Hubungan yang kerap digambarkan sebagai hubungan yang romantis ini sebenarnya merupakan bentuk child grooming, di mana orang dewasa yang memiliki wewenang menggunakan pengaruhnya untuk mengelabui anak.
Apa itu Child Grooming?
Child grooming atau dalam bahasa Indonesia sering disebut pendekatan seksual terhadap anak. Child grooming adalah serangkaian tindakan yang dilakukan oleh pelaku dewasa untuk mendapatkan kepercayaan seorang anak, dengan tujuan akhir melakukan pelecehan seksual. Pelaku akan membangun hubungan emosional dengan anak, memberikan hadiah, perhatian khusus, hingga ancaman, agar anak merasa nyaman dan mau melakukan apa yang diinginkan pelaku.
Proses child grooming umumnya melalui beberapa tahap:
Memilih Target: Pelaku biasanya memilih anak yang rentan, seperti anak yang merasa kesepian, kurang perhatian, atau memiliki masalah keluarga.

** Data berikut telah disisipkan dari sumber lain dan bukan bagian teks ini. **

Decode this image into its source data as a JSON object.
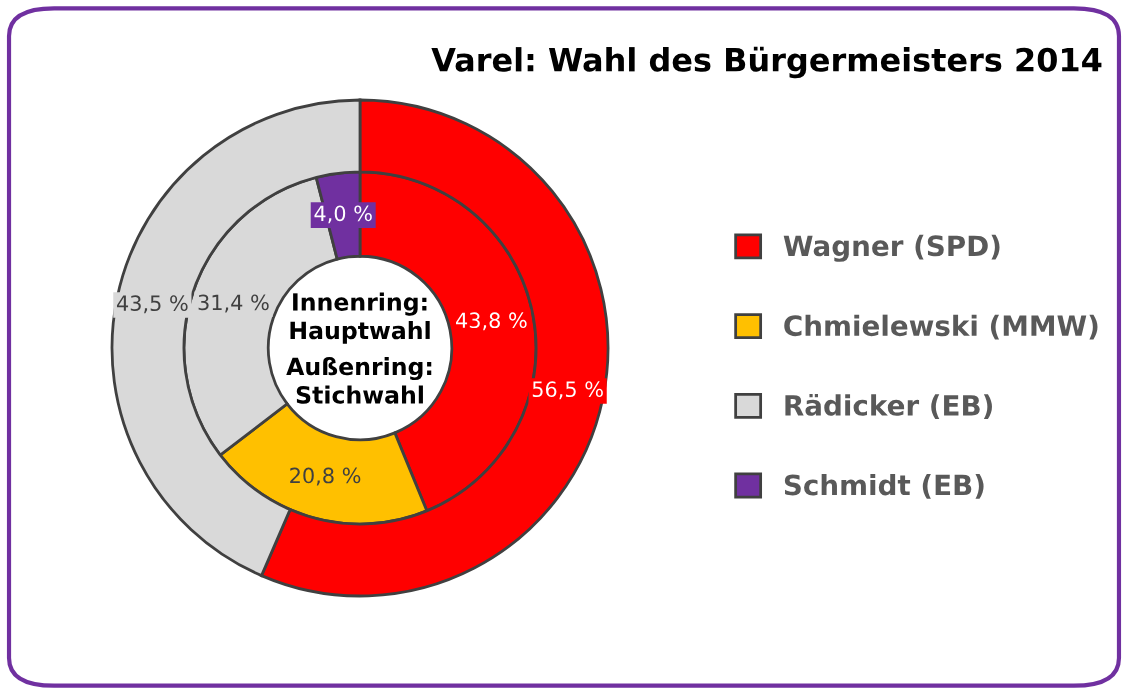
{
  "chart_data": {
    "type": "donut",
    "title": "Varel: Wahl des Bürgermeisters 2014",
    "categories": [
      "Wagner (SPD)",
      "Chmielewski (MMW)",
      "Rädicker (EB)",
      "Schmidt (EB)"
    ],
    "colors": [
      "#ff0000",
      "#ffc000",
      "#d9d9d9",
      "#7030a0"
    ],
    "series": [
      {
        "values": [
          43.8,
          20.8,
          31.4,
          4.0
        ],
        "value_labels": [
          "43,8 %",
          "20,8 %",
          "31,4 %",
          "4,0 %"
        ]
      },
      {
        "values": [
          56.5,
          null,
          43.5,
          null
        ],
        "value_labels": [
          "56,5 %",
          null,
          "43,5 %",
          null
        ]
      }
    ],
    "annotations": [
      "Innenring:\nHauptwahl",
      "Außenring:\nStichwahl"
    ],
    "legend": "right"
  }
}
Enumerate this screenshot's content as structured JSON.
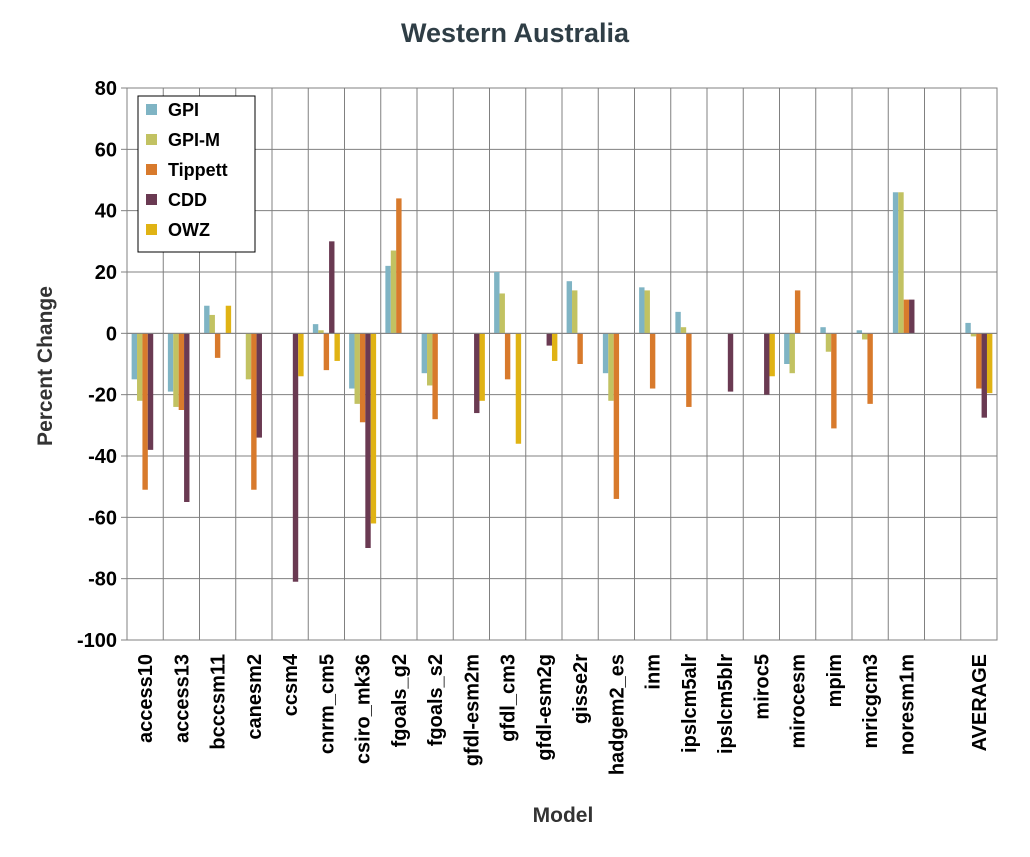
{
  "chart_data": {
    "type": "bar",
    "title": "Western Australia",
    "xlabel": "Model",
    "ylabel": "Percent Change",
    "ylim": [
      -100,
      80
    ],
    "yticks": [
      "80",
      "60",
      "40",
      "20",
      "0",
      "-20",
      "-40",
      "-60",
      "-80",
      "-100"
    ],
    "grid": true,
    "legend_position": "top-left",
    "categories": [
      "access10",
      "access13",
      "bcccsm11",
      "canesm2",
      "ccsm4",
      "cnrm_cm5",
      "csiro_mk36",
      "fgoals_g2",
      "fgoals_s2",
      "gfdl-esm2m",
      "gfdl_cm3",
      "gfdl-esm2g",
      "gisse2r",
      "hadgem2_es",
      "inm",
      "ipslcm5alr",
      "ipslcm5blr",
      "miroc5",
      "mirocesm",
      "mpim",
      "mricgcm3",
      "noresm1m",
      "",
      "AVERAGE"
    ],
    "series": [
      {
        "name": "GPI",
        "color": "#7fb4c4",
        "values": [
          -15,
          -19,
          9,
          0,
          0,
          3,
          -18,
          22,
          -13,
          0,
          20,
          0,
          17,
          -13,
          15,
          7,
          0,
          0,
          -10,
          2,
          1,
          46,
          null,
          3.4
        ]
      },
      {
        "name": "GPI-M",
        "color": "#c2c262",
        "values": [
          -22,
          -24,
          6,
          -15,
          0,
          1,
          -23,
          27,
          -17,
          0,
          13,
          0,
          14,
          -22,
          14,
          2,
          0,
          0,
          -13,
          -6,
          -2,
          46,
          null,
          -1
        ]
      },
      {
        "name": "Tippett",
        "color": "#d87a2c",
        "values": [
          -51,
          -25,
          -8,
          -51,
          0,
          -12,
          -29,
          44,
          -28,
          0,
          -15,
          0,
          -10,
          -54,
          -18,
          -24,
          0,
          0,
          14,
          -31,
          -23,
          11,
          null,
          -18
        ]
      },
      {
        "name": "CDD",
        "color": "#6a3a52",
        "values": [
          -38,
          -55,
          0,
          -34,
          -81,
          30,
          -70,
          0,
          0,
          -26,
          0,
          -4,
          0,
          0,
          0,
          0,
          -19,
          -20,
          0,
          0,
          0,
          11,
          null,
          -27.5
        ]
      },
      {
        "name": "OWZ",
        "color": "#e0b314",
        "values": [
          0,
          0,
          9,
          0,
          -14,
          -9,
          -62,
          0,
          0,
          -22,
          -36,
          -9,
          0,
          0,
          0,
          0,
          0,
          -14,
          0,
          0,
          0,
          0,
          null,
          -19.5
        ]
      }
    ]
  }
}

Membangun Kepercayaan: Pelaku akan berusaha mendapatkan kepercayaan anak dengan berbagai cara, seperti memberikan pujian, perhatian khusus, hadiah, atau bahkan menjadi sosok yang selalu ada untuk anak.
Mengisolasi Anak: Pelaku akan berusaha mengisolasi anak dari lingkungan sosialnya, agar anak hanya bergantung padanya.
Memulai Kontak Fisik: Setelah kepercayaan terjalin, pelaku akan mulai melakukan kontak fisik yang semakin intens, seperti meraba-raba atau memeluk.
Melakukan Pelecehan Seksual: Pada tahap akhir, pelaku akan melakukan tindakan pelecehan seksual terhadap anak.
Faktor-faktor yang Mempengaruhi Terjadinya Kasus:
Kekuasaan: Perbedaan status dan kekuasaan antara guru dan murid membuat murid rentan terhadap manipulasi.
Kepercayaan: Murid seringkali mempercayai guru sebagai sosok yang bijak dan dapat diandalkan.
Tekanan Sosial: Tekanan sosial, baik dari teman sebaya maupun lingkungan sekitar, dapat mempengaruhi perilaku remaja.
Kurangnya Pengawasan: Kurangnya pengawasan yang efektif di lingkungan sekolah dapat menciptakan peluang bagi terjadinya tindakan yang tidak diinginkan.